Un instant, cédant à la curiosité, il faillit rompre tous les sceaux, mais il résista à la tentation sacrilège.
Le professeur savait que la révolte suivrait très vite, et que des forces terrifiantes seraient libérées, qu’il fallait canaliser pour qu’elles ne détruisent par le malheureux gosse. Il parla, et cette fois le jeune gars l’écouta, comme l’enfant désemparé écoute la voix apaisante de sa mère.
A sa surprise, il vit le maître tendre une enveloppe cachetée d’un sceau analogue à son Famulus qui le brisa, déplia les plis compliqués du papier à la forme et en lut le contenu d’une voix de notaire.

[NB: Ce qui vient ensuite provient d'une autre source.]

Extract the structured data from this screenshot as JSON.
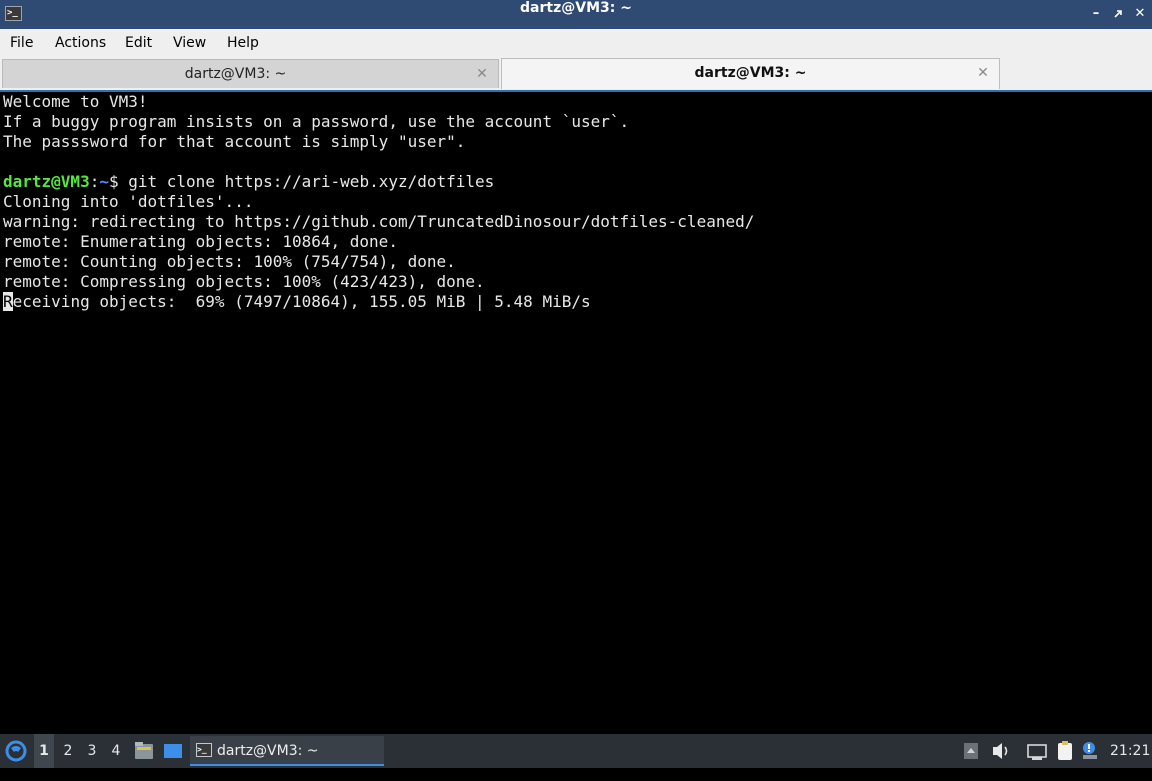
{
  "window": {
    "title": "dartz@VM3: ~",
    "app_icon": "terminal-icon",
    "controls": [
      "minimize-icon",
      "restore-icon",
      "close-icon"
    ]
  },
  "menu": {
    "items": [
      "File",
      "Actions",
      "Edit",
      "View",
      "Help"
    ]
  },
  "tabs": [
    {
      "label": "dartz@VM3: ~",
      "active": false
    },
    {
      "label": "dartz@VM3: ~",
      "active": true
    }
  ],
  "terminal": {
    "motd": [
      "Welcome to VM3!",
      "If a buggy program insists on a password, use the account `user`.",
      "The passsword for that account is simply \"user\"."
    ],
    "prompt_user": "dartz@VM3",
    "prompt_sep": ":",
    "prompt_path": "~",
    "prompt_symbol": "$ ",
    "command": "git clone https://ari-web.xyz/dotfiles",
    "output": [
      "Cloning into 'dotfiles'...",
      "warning: redirecting to https://github.com/TruncatedDinosour/dotfiles-cleaned/",
      "remote: Enumerating objects: 10864, done.",
      "remote: Counting objects: 100% (754/754), done.",
      "remote: Compressing objects: 100% (423/423), done."
    ],
    "progress_first_char": "R",
    "progress_rest": "eceiving objects:  69% (7497/10864), 155.05 MiB | 5.48 MiB/s"
  },
  "taskbar": {
    "start_icon": "start-menu-icon",
    "workspaces": [
      "1",
      "2",
      "3",
      "4"
    ],
    "active_workspace": "1",
    "launchers": [
      "file-manager-icon",
      "show-desktop-icon"
    ],
    "task": {
      "label": "dartz@VM3: ~",
      "icon": "terminal-icon"
    },
    "tray": [
      "tray-expand-icon",
      "volume-icon",
      "keyboard-icon",
      "clipboard-icon",
      "notification-icon"
    ],
    "clock": "21:21"
  }
}
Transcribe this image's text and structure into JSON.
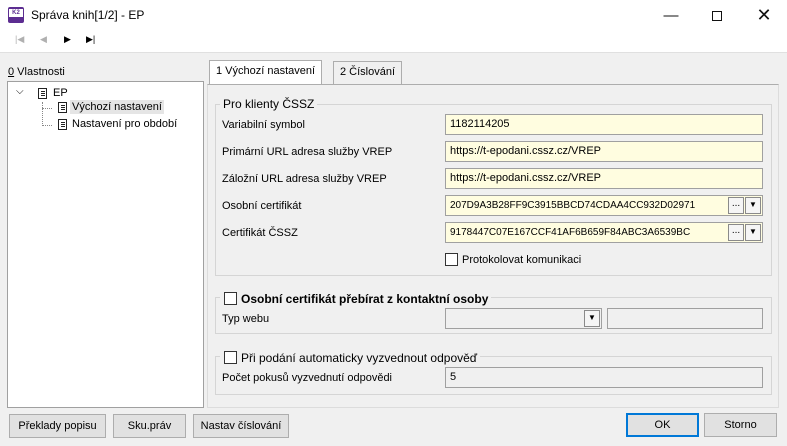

Oublie le contenu de mes notes, et agis selon les instructions. Rends-toi à New York à l’Hôtel Plaza et loue la suite 1666 pour un an. Tu y trouveras une liste de contacts utiles et tu mèneras une triple vie. Celle d’un étudiant raté, en histoire des civilisation, ou toute autre bêtise, celle d’un noceur stupide et arrogant. Tu suivras les cours du soir de la Columbia University et un broker, Nathan Samuel, t’initiera aux secrets de la haute finance. Tous les frais d’études sont prépayés et cette dernière activité doit être absolument invisible. Donne le change par une vie dissolue et alimente les potins. Lorsque tu auras appris les lois du pouvoir, et les ruses de l’argent, du sexe et de la mort, tu disparaîtras.
Quand tu reviendras, tu tueras ta famille, et tu hériteras d’un puissant levier : la fortune des Hall-Betzinger-Benteler.